General policy considerations
The Paper acknowledges that whilst the insolvency provisions in the Companies Law are brief, this has not 'created any significant difficulties for the island's financial services industry' although insolvency practitioners do ordinarily have to seek the Court's directions on matters that in other jurisdictions are provided for in legislation. One of the fundamental policy questions is whether all insolvency provisions should be consolidated together in one piece of legislation, or whether the insolvency provisions relating to different types of entity should remain within the legislation dealing with that type of entity – i.e. should company insolvency law remain within the Companies Law and partnership insolvency law remain within the relevant partnership legislation or should it all to be consolidated? It is the author's view that consolidation is not necessary, has the potential to lead to confusion and would be inappropriate when Guernsey primary legislation already adequately provides a framework for an insolvency regime in relation to different types of vehicles.

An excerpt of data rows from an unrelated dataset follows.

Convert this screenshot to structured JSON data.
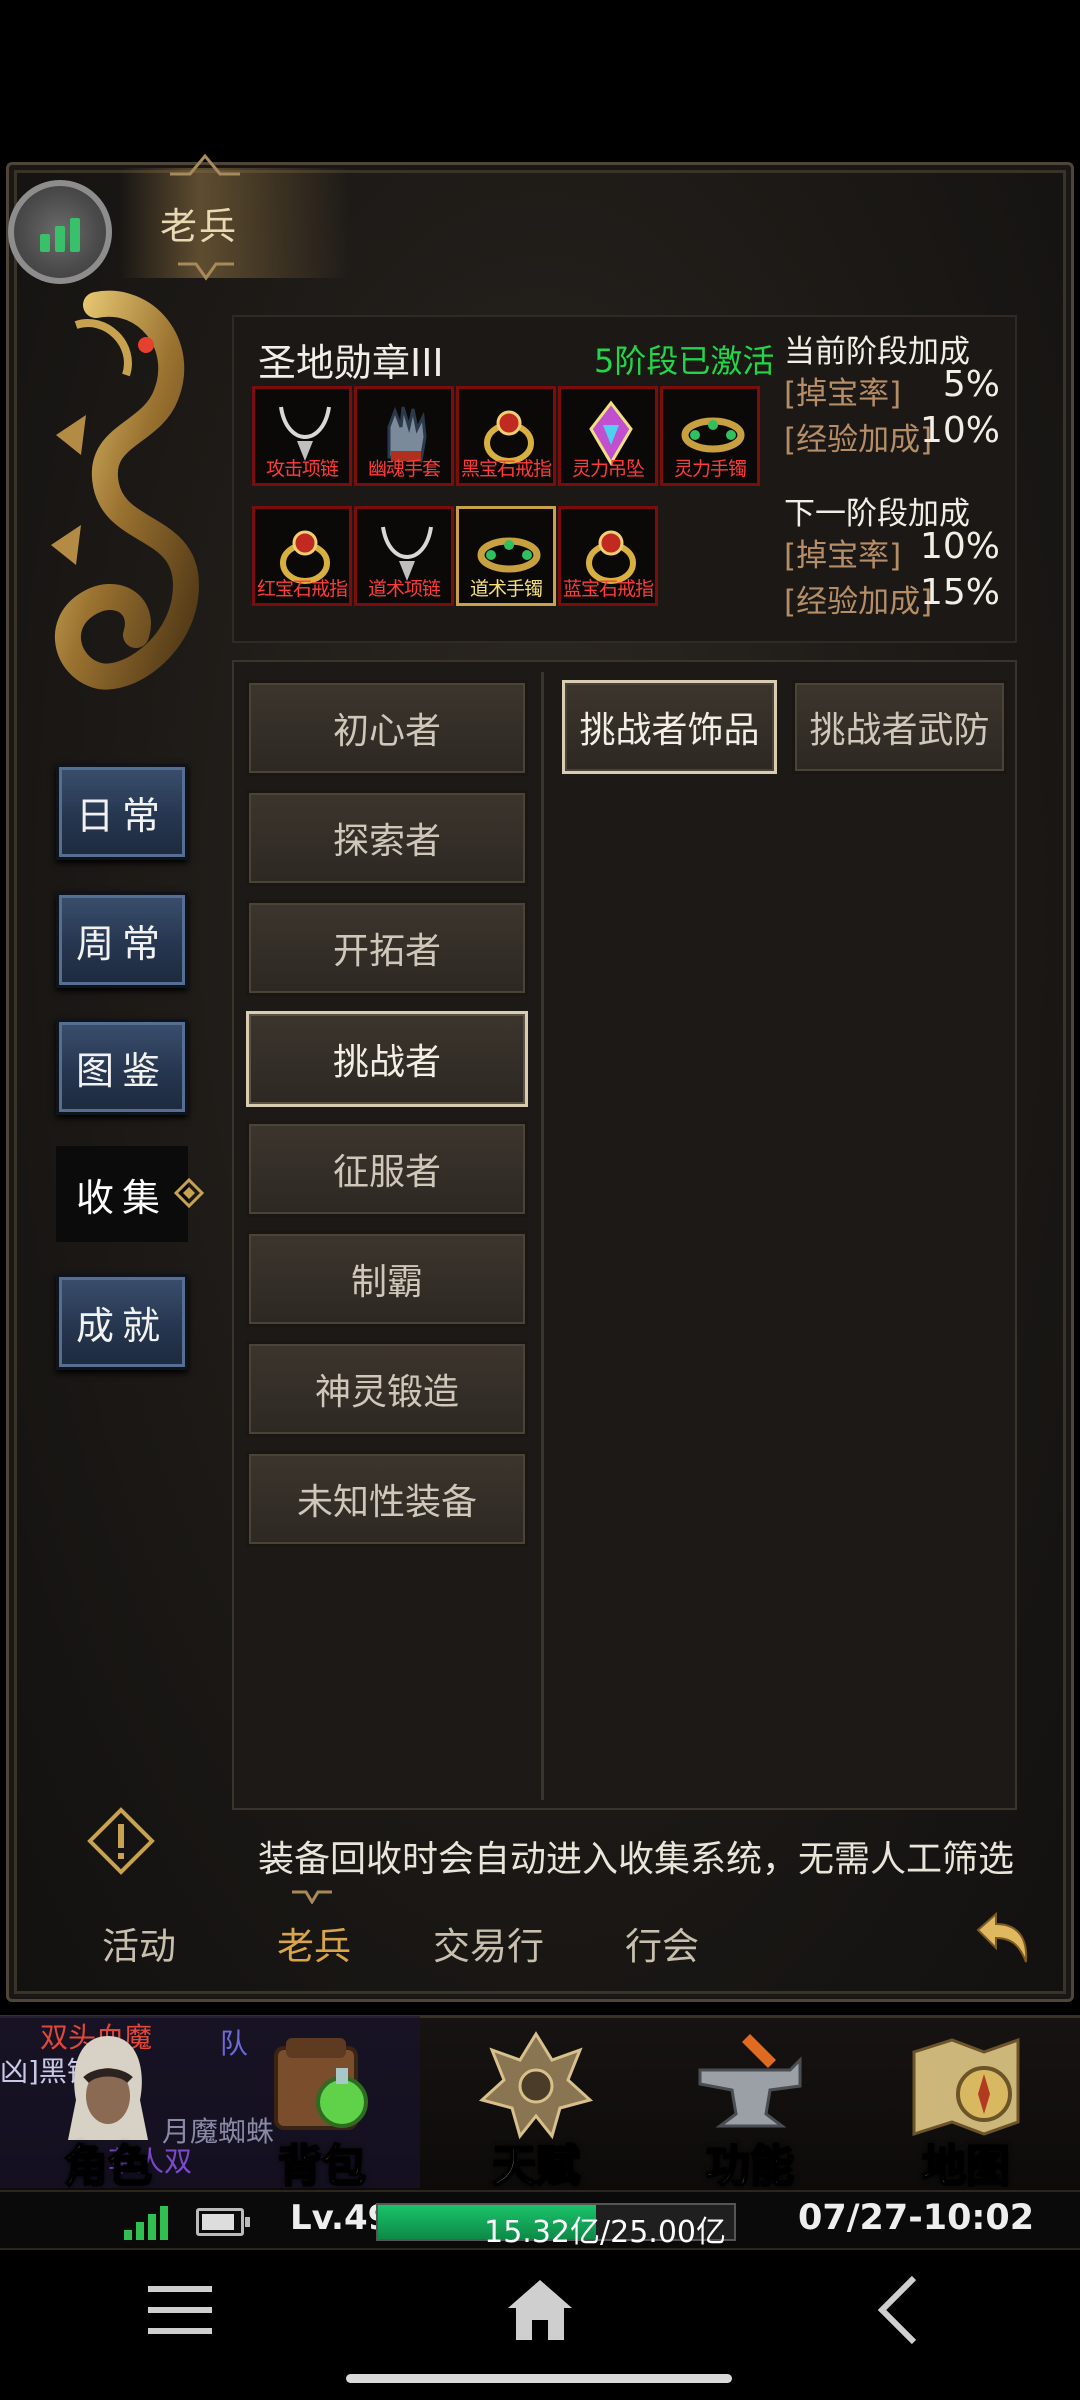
{
  "window": {
    "title": "老兵"
  },
  "nav": [
    {
      "label": "日常",
      "active": false
    },
    {
      "label": "周常",
      "active": false
    },
    {
      "label": "图鉴",
      "active": false
    },
    {
      "label": "收集",
      "active": true
    },
    {
      "label": "成就",
      "active": false
    }
  ],
  "medal": {
    "name": "圣地勋章III",
    "status": "5阶段已激活",
    "slots": [
      {
        "label": "攻击项链",
        "icon": "necklace-icon"
      },
      {
        "label": "幽魂手套",
        "icon": "glove-icon"
      },
      {
        "label": "黑宝石戒指",
        "icon": "ring-icon"
      },
      {
        "label": "灵力吊坠",
        "icon": "pendant-icon"
      },
      {
        "label": "灵力手镯",
        "icon": "bracelet-icon"
      },
      {
        "label": "红宝石戒指",
        "icon": "ring-icon"
      },
      {
        "label": "道术项链",
        "icon": "necklace-icon"
      },
      {
        "label": "道术手镯",
        "icon": "bracelet-icon",
        "highlight": true
      },
      {
        "label": "蓝宝石戒指",
        "icon": "ring-icon"
      }
    ]
  },
  "bonus": {
    "current_title": "当前阶段加成",
    "current": [
      {
        "key": "[掉宝率]",
        "value": "5%"
      },
      {
        "key": "[经验加成]",
        "value": "10%"
      }
    ],
    "next_title": "下一阶段加成",
    "next": [
      {
        "key": "[掉宝率]",
        "value": "10%"
      },
      {
        "key": "[经验加成]",
        "value": "15%"
      }
    ]
  },
  "categories": [
    "初心者",
    "探索者",
    "开拓者",
    "挑战者",
    "征服者",
    "制霸",
    "神灵锻造",
    "未知性装备"
  ],
  "selected_category": "挑战者",
  "subtabs": [
    "挑战者饰品",
    "挑战者武防"
  ],
  "selected_subtab": "挑战者饰品",
  "tip": "装备回收时会自动进入收集系统，无需人工筛选",
  "bottom_tabs": [
    "活动",
    "老兵",
    "交易行",
    "行会"
  ],
  "selected_bottom_tab": "老兵",
  "chat": {
    "line1": "双头血魔",
    "line1b": "队",
    "line2": "凶]黑锷",
    "line3": "月魔蜘蛛",
    "line4": "草人双"
  },
  "game_buttons": [
    {
      "label": "角色",
      "icon": "character-icon"
    },
    {
      "label": "背包",
      "icon": "bag-icon"
    },
    {
      "label": "天赋",
      "icon": "talent-icon"
    },
    {
      "label": "功能",
      "icon": "anvil-icon"
    },
    {
      "label": "地图",
      "icon": "map-icon"
    }
  ],
  "status": {
    "level": "Lv.49",
    "xp_text": "15.32亿/25.00亿",
    "xp_fraction": 0.613,
    "clock": "07/27-10:02"
  },
  "colors": {
    "active_green": "#22d64a",
    "accent_gold": "#d9a54a",
    "slot_red": "#7b0d0d",
    "nav_blue": "#26364f"
  }
}
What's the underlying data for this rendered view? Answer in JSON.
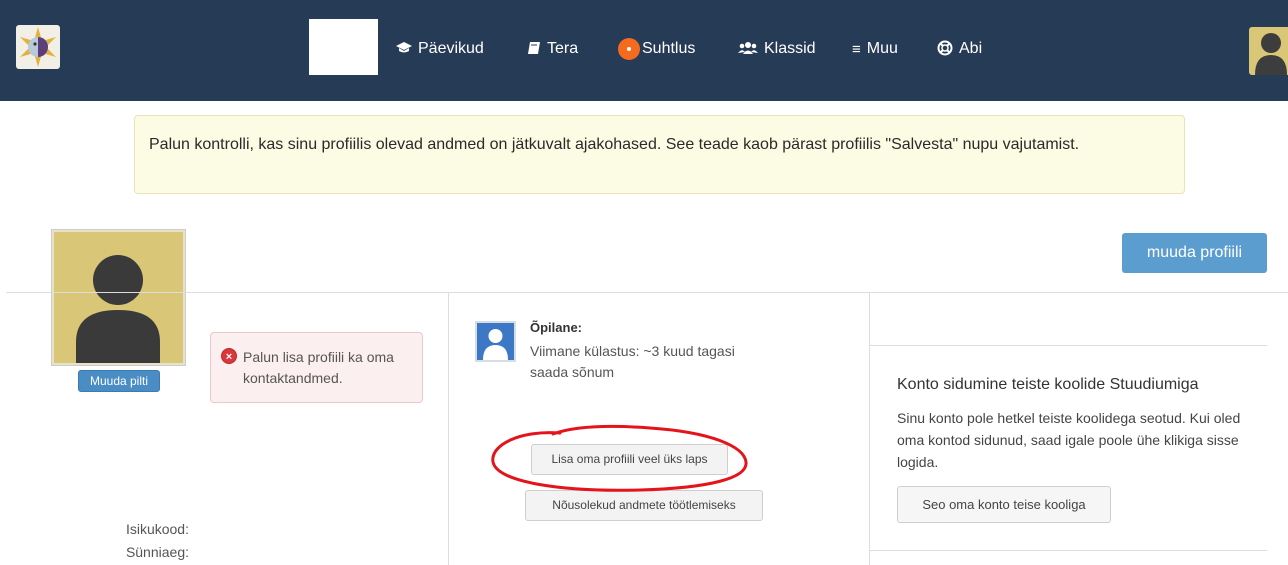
{
  "nav": {
    "items": [
      {
        "label": "Päevikud",
        "icon": "graduation-cap-icon"
      },
      {
        "label": "Tera",
        "icon": "book-icon"
      },
      {
        "label": "Suhtlus",
        "icon": "message-dot-icon"
      },
      {
        "label": "Klassid",
        "icon": "users-icon"
      },
      {
        "label": "Muu",
        "icon": "menu-bars-icon"
      },
      {
        "label": "Abi",
        "icon": "life-ring-icon"
      }
    ]
  },
  "notice": {
    "text": "Palun kontrolli, kas sinu profiilis olevad andmed on jätkuvalt ajakohased. See teade kaob pärast profiilis \"Salvesta\" nupu vajutamist."
  },
  "profile": {
    "change_picture_label": "Muuda pilti",
    "edit_profile_label": "muuda profiili",
    "error_text": "Palun lisa profiili ka oma kontaktandmed.",
    "fields": {
      "isikukood_label": "Isikukood:",
      "synniaeg_label": "Sünniaeg:"
    }
  },
  "student": {
    "role": "Õpilane:",
    "last_visit": "Viimane külastus: ~3 kuud tagasi",
    "send_message": "saada sõnum",
    "add_child_label": "Lisa oma profiili veel üks laps",
    "consents_label": "Nõusolekud andmete töötlemiseks"
  },
  "account_link": {
    "title": "Konto sidumine teiste koolide Stuudiumiga",
    "description": "Sinu konto pole hetkel teiste koolidega seotud. Kui oled oma kontod sidunud, saad igale poole ühe klikiga sisse logida.",
    "button_label": "Seo oma konto teise kooliga"
  },
  "colors": {
    "topbar": "#263c56",
    "accent_blue": "#5b9dcf",
    "annotation_red": "#e3141b",
    "notice_bg": "#fcfbe3",
    "error_bg": "#fcefef"
  }
}
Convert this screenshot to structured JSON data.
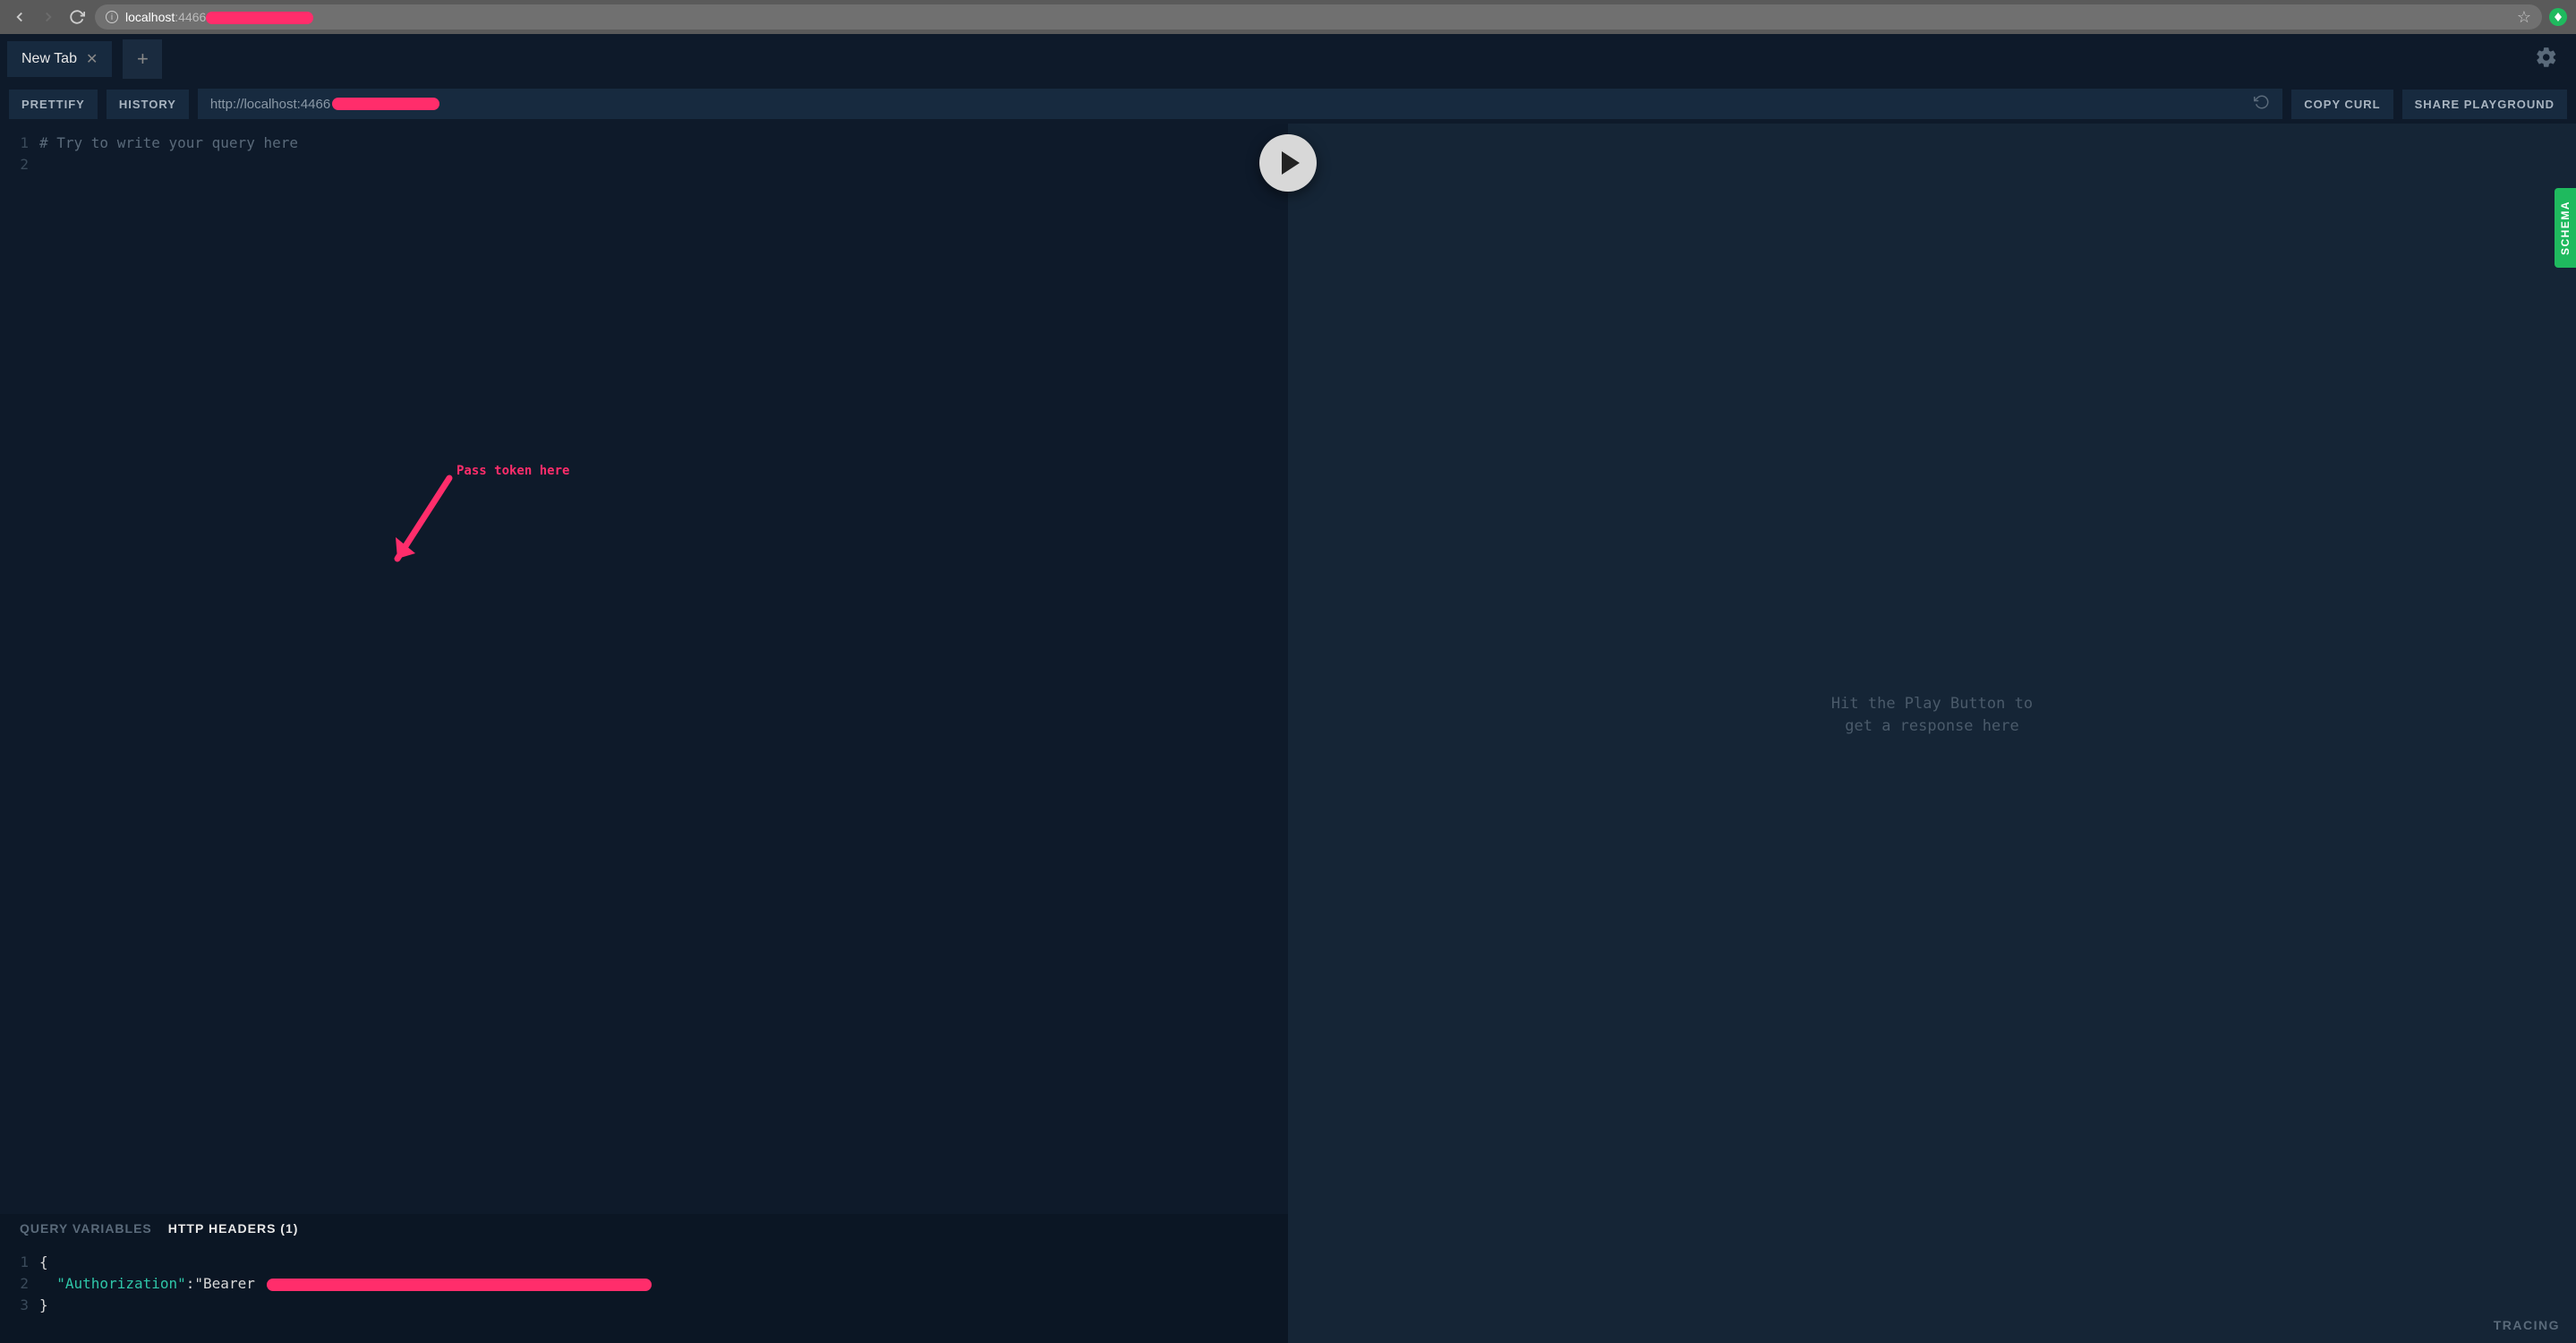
{
  "browser": {
    "url_host": "localhost",
    "url_port": ":4466"
  },
  "tabs": {
    "active_tab": "New Tab",
    "add_label": "+"
  },
  "toolbar": {
    "prettify": "PRETTIFY",
    "history": "HISTORY",
    "endpoint_prefix": "http://localhost:4466",
    "copy_curl": "COPY CURL",
    "share": "SHARE PLAYGROUND"
  },
  "editor": {
    "lines": [
      "1",
      "2"
    ],
    "placeholder": "# Try to write your query here"
  },
  "bottom": {
    "query_variables": "QUERY VARIABLES",
    "http_headers": "HTTP HEADERS (1)"
  },
  "headers": {
    "lines": [
      "1",
      "2",
      "3"
    ],
    "open_brace": "{",
    "key": "\"Authorization\"",
    "colon": ":",
    "value_prefix": "\"Bearer ",
    "close_brace": "}"
  },
  "annotation": {
    "text": "Pass token here"
  },
  "response": {
    "placeholder_line1": "Hit the Play Button to",
    "placeholder_line2": "get a response here",
    "tracing": "TRACING"
  },
  "schema_tab": "SCHEMA"
}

Further, there is now impetus to develop a set of procedural rules to govern the day to day operation of an insolvency, specifically on matters such as how to bring a court application, convening of creditors' meetings, proof of debts and quantification of claims, the fixing of an office holders' remuneration by the Court and even the type of investigations that an office holder can conduct. It is the author's view that rules on these types of matters are desirable as long as they are not too prescriptive. One of the advantages of a small jurisdiction is that the law (and the Courts) can be flexible to provide for just solutions to complex problems that can arise, and simply importing prescriptive and often detailed rules and regulations from larger jurisdictions into the local law can give rise to more problems than they solve.